Si bien Lily-Rose Depp dispone de espacio y atención para lucirse, el resto del reparto se supedita al rumbo del relato sin posibilidad de crecer o explotar. Meras carcasas de funcionalidad narrativa, encorsetados a las autoritarias formas de la película. Pese a su extenso metraje la narración es la misma de siempre, respetando escrupulosamente cada etapa y sin desviarse de ninguna de ellas ni ofrecer nada nuevo a la conversación. La cadencia del filme es anquilosada y, sin embargo, todo sucede de manera atropellada, sin reposar a nivel dramático. Y, sobretodo, la química y sinergia entre el grueso de los personajes es inexistente.

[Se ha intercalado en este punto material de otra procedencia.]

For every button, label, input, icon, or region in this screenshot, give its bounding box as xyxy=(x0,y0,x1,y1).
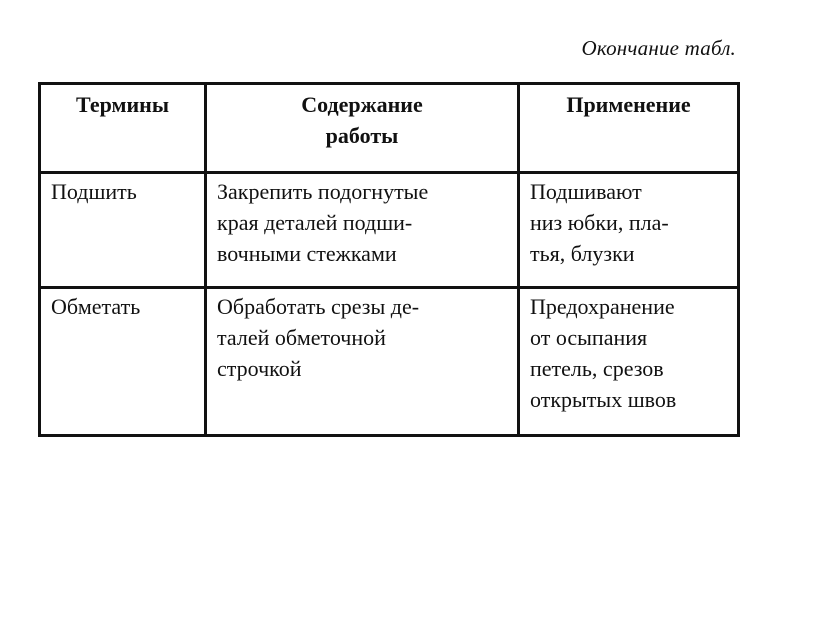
cell-work-content: Обработать срезы де- талей обметочной строчкой xyxy=(206,288,519,436)
table-header-row xyxy=(40,84,739,173)
cell-application: Предохранение от осыпания петель, срезов открытых швов xyxy=(519,288,739,436)
cell-work-content: Закрепить подогнутые края деталей подши- вочными стежками xyxy=(206,173,519,288)
cell-term: Подшить xyxy=(40,173,206,288)
terms-table xyxy=(38,82,740,437)
header-application: Применение xyxy=(519,84,739,173)
cell-term: Обметать xyxy=(40,288,206,436)
cell-application: Подшивают низ юбки, пла- тья, блузки xyxy=(519,173,739,288)
header-terms: Термины xyxy=(40,84,206,173)
table-row xyxy=(40,173,739,288)
table-row xyxy=(40,288,739,436)
table-continuation-caption: Окончание табл. xyxy=(581,36,736,60)
header-work-content: Содержание работы xyxy=(206,84,519,173)
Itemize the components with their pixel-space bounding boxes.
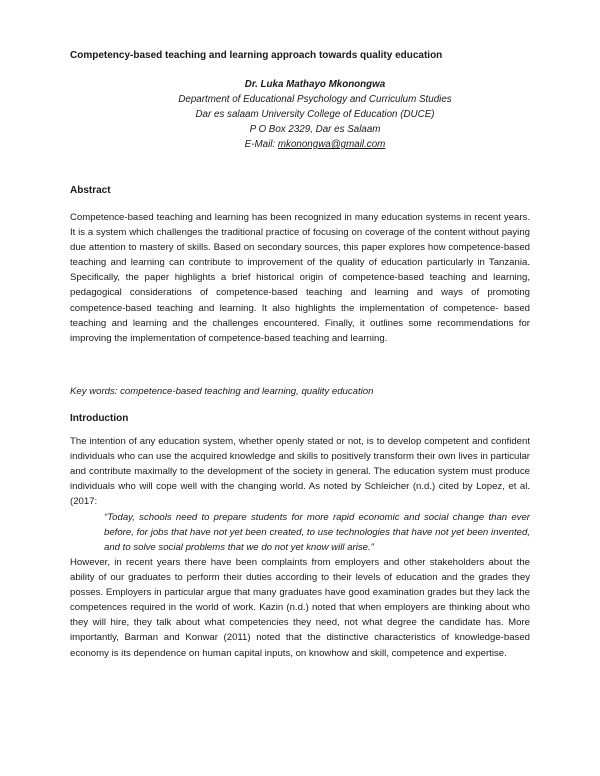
intro-quote: “Today, schools need to prepare students for more rapid economic and social change than ever before, for jobs that have not yet been created, to use technologies that have not yet been invented, and to solve social problems that we do not yet know will arise.” [104,512,530,554]
abstract-text: Competence-based teaching and learning has been recognized in many education systems in recent years. It is a system which challenges the traditional practice of focusing on coverage of the content without paying due attention to mastery of skills. Based on secondary sources, this paper explores how competence-based teaching and learning can contribute to improvement of the quality of education particularly in Tanzania. Specifically, the paper highlights a brief historical origin of competence-based teaching and learning, pedagogical considerations of competence-based teaching and learning and ways of promoting competence-based teaching and learning. It also highlights the implementation of competence- based teaching and learning and the challenges encountered. Finally, it outlines some recommendations for improving the implementation of competence-based teaching and learning. [70,212,530,344]
paper-title: Competency-based teaching and learning approach towards quality education [70,50,443,61]
abstract-heading: Abstract [70,185,111,196]
intro-paragraph-1: The intention of any education system, whether openly stated or not, is to develop competent and confident individuals who can use the acquired knowledge and skills to positively transform their own lives in particular and contribute maximally to the development of the society in general. The education system must produce individuals who will cope well with the changing world. As noted by Schleicher (n.d.) cited by Lopez, et al. (2017: [70,436,530,508]
author-name: Dr. Luka Mathayo Mkonongwa [244,79,386,90]
author-block [120,77,510,152]
keywords: Key words: competence-based teaching and learning, quality education [70,386,374,397]
author-department: Department of Educational Psychology and Curriculum Studies [178,94,452,105]
author-email-line [120,137,510,152]
introduction-heading: Introduction [70,413,129,424]
email-label: E-Mail: [244,139,276,150]
author-institution: Dar es salaam University College of Education (DUCE) [195,109,435,120]
intro-paragraph-2: However, in recent years there have been complaints from employers and other stakeholders about the ability of our graduates to perform their duties according to their levels of education and the grades they posses. Employers in particular argue that many graduates have good examination grades but they lack the competences required in the world of work. Kazin (n.d.) noted that when employers are thinking about who they will hire, they talk about what competencies they need, not what degree the candidate has. More importantly, Barman and Konwar (2011) noted that the distinctive characteristics of knowledge-based economy is its dependence on human capital inputs, on knowhow and skill, competence and expertise. [70,557,530,659]
author-address: P O Box 2329, Dar es Salaam [249,124,381,135]
email-link[interactable]: mkonongwa@gmail.com [277,139,386,150]
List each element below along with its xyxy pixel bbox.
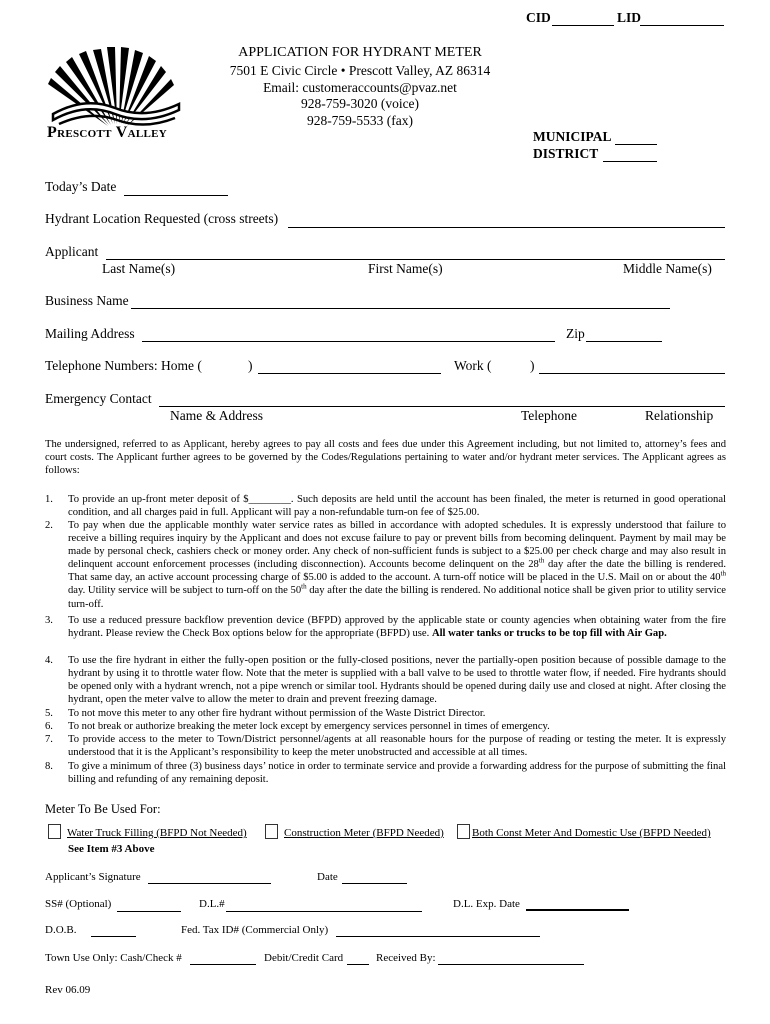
applicant-label: Applicant <box>45 244 99 259</box>
work-phone-label: Work ( <box>454 358 492 373</box>
item-text: To give a minimum of three (3) business days’ notice in order to terminate service and provide a forwarding address for the purpose of submitting the final billing and refunding of any remaining deposit. <box>68 761 726 786</box>
item-text: To provide access to the meter to Town/District personnel/agents at all reasonable hours for the purpose of reading or testing the meter. It is expressly understood that it is the Applicant’s responsibility to keep the meter unobstructed and accessible at all times. <box>68 734 726 759</box>
municipal-label: MUNICIPAL <box>533 129 612 144</box>
mailing-address-label: Mailing Address <box>45 326 135 341</box>
dob-label: D.O.B. <box>45 924 77 936</box>
item-number: 1. <box>45 494 53 505</box>
item-text: To use a reduced pressure backflow prevention device (BFPD) approved by the applicable state or county agencies when obtaining water from the fire hydrant. Please review the Check Box options below for the appropriate (BFPD) use. All water tanks or trucks to be top fill with Air Gap. <box>68 615 726 640</box>
lid-field[interactable] <box>640 25 724 26</box>
street-address: 7501 E Civic Circle <box>229 63 338 78</box>
telephone-home-label: Telephone Numbers: Home ( <box>45 358 202 373</box>
dl-label: D.L.# <box>199 898 225 910</box>
dl-exp-label: D.L. Exp. Date <box>453 898 520 910</box>
town-use-label: Town Use Only: Cash/Check # <box>45 952 182 964</box>
item-number: 7. <box>45 734 53 745</box>
debit-credit-label: Debit/Credit Card <box>264 952 344 964</box>
item-number: 3. <box>45 615 53 626</box>
prescott-valley-logo <box>45 44 187 146</box>
agreement-item-2 <box>45 519 726 611</box>
business-name-field[interactable] <box>131 308 670 309</box>
district-field[interactable] <box>603 161 657 162</box>
home-paren-close: ) <box>248 358 253 373</box>
lid-label: LID <box>617 10 642 25</box>
signature-date-label: Date <box>317 871 338 883</box>
cid-label: CID <box>526 10 551 25</box>
voice-line: 928-759-3020 (voice) <box>300 96 420 111</box>
mailing-address-field[interactable] <box>142 341 555 342</box>
hydrant-location-field[interactable] <box>288 227 725 228</box>
emergency-contact-field[interactable] <box>159 406 725 407</box>
name-address-label: Name & Address <box>170 408 263 423</box>
agreement-item-8 <box>45 760 726 786</box>
zip-field[interactable] <box>586 341 662 342</box>
relationship-label: Relationship <box>645 408 714 423</box>
agreement-item-6 <box>45 720 726 733</box>
applicant-signature-field[interactable] <box>148 883 271 884</box>
fed-tax-field[interactable] <box>336 936 540 937</box>
ss-label: SS# (Optional) <box>45 898 112 910</box>
item-number: 5. <box>45 708 53 719</box>
both-use-checkbox[interactable] <box>457 824 470 839</box>
agreement-item-3 <box>45 614 726 640</box>
item-number: 4. <box>45 655 53 666</box>
air-gap-note: All water tanks or trucks to be top fill with Air Gap. <box>431 628 667 640</box>
dl-field[interactable] <box>226 911 422 912</box>
agreement-item-4 <box>45 654 726 706</box>
district-label: DISTRICT <box>533 146 599 161</box>
item-number: 8. <box>45 761 53 772</box>
todays-date-label: Today’s Date <box>45 179 117 194</box>
fed-tax-label: Fed. Tax ID# (Commercial Only) <box>181 924 329 936</box>
applicant-field[interactable] <box>106 259 725 260</box>
both-use-option[interactable]: Both Const Meter And Domestic Use (BFPD Needed) <box>472 827 711 839</box>
signature-date-field[interactable] <box>342 883 407 884</box>
home-phone-field[interactable] <box>258 373 441 374</box>
cash-check-field[interactable] <box>190 964 256 965</box>
agreement-item-1 <box>45 493 726 519</box>
agreement-item-5 <box>45 707 726 720</box>
see-item-note: See Item #3 Above <box>68 843 155 855</box>
water-truck-option[interactable]: Water Truck Filling (BFPD Not Needed) <box>67 827 247 839</box>
fax-line: 928-759-5533 (fax) <box>306 113 414 128</box>
item-text: To provide an up-front meter deposit of $________. Such deposits are held until the account has been finaled, the meter is returned in good operational condition, and all charges paid in full. Applicant will pay a non-refundable turn-on fee of $25.00. <box>68 494 726 519</box>
logo-text: Prescott Valley <box>47 124 168 141</box>
bullet-icon: • <box>340 63 346 78</box>
item-text: To not move this meter to any other fire hydrant without permission of the Waste District Director. <box>68 708 486 719</box>
email-line: Email: customeraccounts@pvaz.net <box>263 80 457 95</box>
middle-name-label: Middle Name(s) <box>623 261 712 276</box>
dob-field[interactable] <box>91 936 136 937</box>
emergency-contact-label: Emergency Contact <box>45 391 152 406</box>
meter-title: Meter To Be Used For: <box>45 802 161 816</box>
item-text: To pay when due the applicable monthly water service rates as billed in accordance with adopted schedules. It is expressly understood that failure to receive a billing requires inquiry by the Applicant and does not excuse failure to pay or prevent bills from becoming delinquent. Payment by mail may be made by personal check, cashiers check or money order. Any check of non-sufficient funds is subject to a $25.00 per check charge and may also result in delinquent account enforcement processes (including disconnection). Accounts become delinquent on the 28th day after the date the billing is rendered. That same day, an active account processing charge of $5.00 is added to the account. A turn-off notice will be placed in the U.S. Mail on or about the 40th day. Utility service will be subject to turn-off on the 50th day after the date the billing is rendered. No additional notice shall be given prior to utility service turn-off. <box>68 520 726 610</box>
dl-exp-field[interactable] <box>526 909 629 911</box>
received-by-label: Received By: <box>376 952 436 964</box>
city-state-zip: Prescott Valley, AZ 86314 <box>348 63 491 78</box>
zip-label: Zip <box>566 326 585 341</box>
construction-meter-option[interactable]: Construction Meter (BFPD Needed) <box>284 827 444 839</box>
telephone-label: Telephone <box>521 408 578 423</box>
business-name-label: Business Name <box>45 293 129 308</box>
ss-field[interactable] <box>117 911 181 912</box>
agreement-item-7 <box>45 733 726 759</box>
cid-field[interactable] <box>552 25 614 26</box>
municipal-field[interactable] <box>615 144 657 145</box>
revision-label: Rev 06.09 <box>45 984 91 996</box>
item-text: To not break or authorize breaking the meter lock except by emergency services personnel in times of emergency. <box>68 721 550 732</box>
hydrant-location-label: Hydrant Location Requested (cross streets) <box>45 211 279 226</box>
work-phone-field[interactable] <box>539 373 725 374</box>
applicant-signature-label: Applicant’s Signature <box>45 871 141 883</box>
item-number: 6. <box>45 721 53 732</box>
last-name-label: Last Name(s) <box>102 261 176 276</box>
address-line <box>210 63 510 79</box>
first-name-label: First Name(s) <box>368 261 443 276</box>
item-number: 2. <box>45 520 53 531</box>
todays-date-field[interactable] <box>124 195 228 196</box>
sunburst-icon <box>45 44 187 128</box>
received-by-field[interactable] <box>438 964 584 965</box>
agreement-intro: The undersigned, referred to as Applicant, hereby agrees to pay all costs and fees due under this Agreement including, but not limited to, attorney’s fees and court costs. The Applicant further agrees to be governed by the Codes/Regulations pertaining to water and/or hydrant meter services. The Applicant agrees as follows: <box>45 439 726 477</box>
water-truck-checkbox[interactable] <box>48 824 61 839</box>
work-paren-close: ) <box>530 358 535 373</box>
debit-credit-field[interactable] <box>347 964 369 965</box>
form-title: APPLICATION FOR HYDRANT METER <box>238 45 482 60</box>
construction-meter-checkbox[interactable] <box>265 824 278 839</box>
item-text: To use the fire hydrant in either the fully-open position or the fully-closed positions, never the partially-open position because of possible damage to the hydrant by using it to throttle water flow. Note that the meter is supplied with a ball valve to be used to throttle water flow, if needed. Fire hydrants should be opened only with a hydrant wrench, not a pipe wrench or similar tool. Hydrants should be opened during daily use and closed at night. After closing the hydrant, open the meter valve to allow the meter to drain and prevent freezing damage. <box>68 655 726 706</box>
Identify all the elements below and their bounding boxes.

Un siglo después de la obra maestra fundacional de Murnau resulta cuando menos inesperado que se opte por un enfoque tan literal y una mirada tan ajena a nuevas interpretaciones para recuperar al rey de los no-muertos, representando la masculinidad desde unos registros tan ajenos a sensibilidades contemporáneas como si en el Siglo XIX nos encontrásemos. Los guiños a Murnau son claros, incluso los ecos a Coppola en las dialécticas del conde o a Herzog en la densidad y el pánico de la peste (con pinzas esta), y ni sus momentos mas eficaces logra una secuencia tan icónica o reveladora como las de aquellas. Obra tan apabullante en su fachada como mas simple en su recorrido, mucho menos sutil y más fiel a la idea de abrumar desde el ruido, puro aullido y estridencia entre la suciedad y la carne despedazada.
Espectral, apelmazada y enfermiza, el Nosferatu de Eggers aqueja claras deficiencias en tempo y en la riqueza semántica de su andamiaje expresivo, mas preserva los rasgos estilísticos de interés de su realizador como para hacer el deleite de estetas y jóvenes espectadores. Sin duda el Nosferatu más endeble de entre los que hemos podido contemplar, pero con la suficiente entidad como para destacar entre la ambivalente cosecha del curso.